We convened a crisis meeting with the said individuals. All reasonable avenues at our discretion were employed to resolve the situation but it was not to be. Ol Jogi was without, arguably, the most critical component of rhino security; an effective armed response team.
In a time of crisis, the Kenyan conservation community displayed tremendous unity; both government agencies and private sector conservancies provided significant support. Circumstance analysis and evaluation was thorough in order to avoid a repeat situation; in Ol Jogi or elsewhere.
The Kenya Wildlife Service (KWS) was co-opted to assist with a recruitment exercise. Immediately after the new team was selected, the KWS embarked on a ranger training programme. Ol Jogi management simultaneously applied for National Police Reserve (NPR) status on behalf of the candidates. Once this was received in May, the police embarked on a mandatory training course, after which the team was legally and technically ready for deployment.

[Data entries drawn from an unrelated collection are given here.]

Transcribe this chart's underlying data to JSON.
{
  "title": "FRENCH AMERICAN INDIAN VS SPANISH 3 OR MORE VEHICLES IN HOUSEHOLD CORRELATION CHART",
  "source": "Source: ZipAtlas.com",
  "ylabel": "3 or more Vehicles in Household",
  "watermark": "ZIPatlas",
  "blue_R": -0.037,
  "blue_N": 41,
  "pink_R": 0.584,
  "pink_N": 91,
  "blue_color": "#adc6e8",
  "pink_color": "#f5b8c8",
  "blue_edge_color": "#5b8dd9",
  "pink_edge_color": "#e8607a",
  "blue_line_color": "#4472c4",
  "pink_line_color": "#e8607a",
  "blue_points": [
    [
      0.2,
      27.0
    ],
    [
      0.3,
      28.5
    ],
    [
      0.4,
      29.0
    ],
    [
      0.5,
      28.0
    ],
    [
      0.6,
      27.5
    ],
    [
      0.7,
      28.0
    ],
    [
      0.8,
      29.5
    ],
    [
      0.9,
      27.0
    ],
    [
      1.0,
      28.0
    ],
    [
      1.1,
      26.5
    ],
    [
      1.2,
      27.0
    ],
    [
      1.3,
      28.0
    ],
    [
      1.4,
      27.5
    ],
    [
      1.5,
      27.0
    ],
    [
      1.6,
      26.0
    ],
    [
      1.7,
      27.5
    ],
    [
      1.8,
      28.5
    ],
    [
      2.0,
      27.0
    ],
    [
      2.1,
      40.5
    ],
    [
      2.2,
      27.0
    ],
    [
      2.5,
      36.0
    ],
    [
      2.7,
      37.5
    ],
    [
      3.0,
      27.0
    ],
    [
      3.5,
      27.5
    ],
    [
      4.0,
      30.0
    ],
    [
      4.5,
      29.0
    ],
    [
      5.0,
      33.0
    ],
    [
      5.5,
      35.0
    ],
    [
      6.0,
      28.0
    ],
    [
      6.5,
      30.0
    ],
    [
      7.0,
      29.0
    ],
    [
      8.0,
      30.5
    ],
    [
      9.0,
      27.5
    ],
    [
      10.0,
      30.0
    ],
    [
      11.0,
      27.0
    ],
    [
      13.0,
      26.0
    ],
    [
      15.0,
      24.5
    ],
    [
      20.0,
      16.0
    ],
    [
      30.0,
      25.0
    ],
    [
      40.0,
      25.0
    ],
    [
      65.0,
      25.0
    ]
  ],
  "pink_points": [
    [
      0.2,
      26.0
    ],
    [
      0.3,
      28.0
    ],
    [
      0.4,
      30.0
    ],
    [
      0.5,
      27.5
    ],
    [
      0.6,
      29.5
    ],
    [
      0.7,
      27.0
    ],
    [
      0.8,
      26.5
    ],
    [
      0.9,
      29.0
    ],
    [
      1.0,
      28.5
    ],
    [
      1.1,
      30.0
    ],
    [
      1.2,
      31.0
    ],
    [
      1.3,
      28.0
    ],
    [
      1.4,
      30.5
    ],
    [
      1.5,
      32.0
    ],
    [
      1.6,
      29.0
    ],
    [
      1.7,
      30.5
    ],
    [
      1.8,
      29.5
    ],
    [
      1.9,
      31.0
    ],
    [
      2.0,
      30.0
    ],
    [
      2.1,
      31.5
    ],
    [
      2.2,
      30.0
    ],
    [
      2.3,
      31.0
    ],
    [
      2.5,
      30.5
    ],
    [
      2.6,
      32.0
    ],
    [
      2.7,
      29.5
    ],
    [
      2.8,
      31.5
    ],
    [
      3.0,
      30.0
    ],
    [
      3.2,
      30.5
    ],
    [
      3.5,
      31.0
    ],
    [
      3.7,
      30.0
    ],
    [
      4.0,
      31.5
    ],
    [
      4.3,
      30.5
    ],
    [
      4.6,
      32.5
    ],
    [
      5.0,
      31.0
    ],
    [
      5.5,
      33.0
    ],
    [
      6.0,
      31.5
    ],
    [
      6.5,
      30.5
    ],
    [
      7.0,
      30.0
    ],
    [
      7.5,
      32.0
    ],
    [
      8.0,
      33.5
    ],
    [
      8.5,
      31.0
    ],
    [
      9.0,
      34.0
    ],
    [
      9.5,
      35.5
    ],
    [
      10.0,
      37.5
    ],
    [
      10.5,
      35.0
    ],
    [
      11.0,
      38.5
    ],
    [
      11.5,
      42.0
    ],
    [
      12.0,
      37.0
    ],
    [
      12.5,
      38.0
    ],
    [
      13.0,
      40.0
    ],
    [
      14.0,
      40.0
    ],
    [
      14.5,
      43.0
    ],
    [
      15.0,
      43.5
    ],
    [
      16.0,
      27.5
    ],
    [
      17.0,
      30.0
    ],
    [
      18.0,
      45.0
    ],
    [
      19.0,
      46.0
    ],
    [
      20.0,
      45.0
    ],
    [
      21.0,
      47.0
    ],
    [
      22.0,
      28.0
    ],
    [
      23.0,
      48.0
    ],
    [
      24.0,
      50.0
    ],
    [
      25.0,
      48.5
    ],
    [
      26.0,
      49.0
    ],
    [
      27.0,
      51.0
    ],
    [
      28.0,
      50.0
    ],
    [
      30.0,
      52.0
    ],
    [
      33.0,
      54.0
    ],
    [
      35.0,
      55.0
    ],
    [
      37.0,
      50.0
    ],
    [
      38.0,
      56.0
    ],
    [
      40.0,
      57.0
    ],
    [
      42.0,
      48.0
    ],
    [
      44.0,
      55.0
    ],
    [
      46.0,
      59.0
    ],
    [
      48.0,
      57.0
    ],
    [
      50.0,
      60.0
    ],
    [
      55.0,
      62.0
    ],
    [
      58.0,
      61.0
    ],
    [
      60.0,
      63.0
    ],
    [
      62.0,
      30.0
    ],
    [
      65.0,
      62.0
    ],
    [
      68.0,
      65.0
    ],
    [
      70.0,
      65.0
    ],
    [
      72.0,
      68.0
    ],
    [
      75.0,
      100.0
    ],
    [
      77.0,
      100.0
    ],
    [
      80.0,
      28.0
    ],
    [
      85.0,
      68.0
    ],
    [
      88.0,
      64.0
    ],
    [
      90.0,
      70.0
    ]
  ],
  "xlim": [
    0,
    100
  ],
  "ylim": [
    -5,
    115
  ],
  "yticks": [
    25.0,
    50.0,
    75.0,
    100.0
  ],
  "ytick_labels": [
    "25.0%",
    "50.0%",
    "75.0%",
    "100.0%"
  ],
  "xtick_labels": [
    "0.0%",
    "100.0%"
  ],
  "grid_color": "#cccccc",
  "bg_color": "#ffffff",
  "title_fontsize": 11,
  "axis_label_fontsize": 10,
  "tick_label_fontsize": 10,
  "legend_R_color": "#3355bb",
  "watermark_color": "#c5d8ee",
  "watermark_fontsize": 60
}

A critical component to give our new team a competitive edge lay in further training, which has never been more important considering the evolving threats. 51 Degrees was contracted for a month’s training course, which included weapons training, first aid, strategic patrolling, navigation, ambushing, use of dogs in security and much more. It is the edge that might make the difference between life and death for our new rangers. .
We hope to maintain this level of competence though refresher courses, as well as increasing ranger capacity with further and more advanced training. The enemy is evolving, risk increasing, threat worsening and it is our responsibility to ensure that our security is prepared.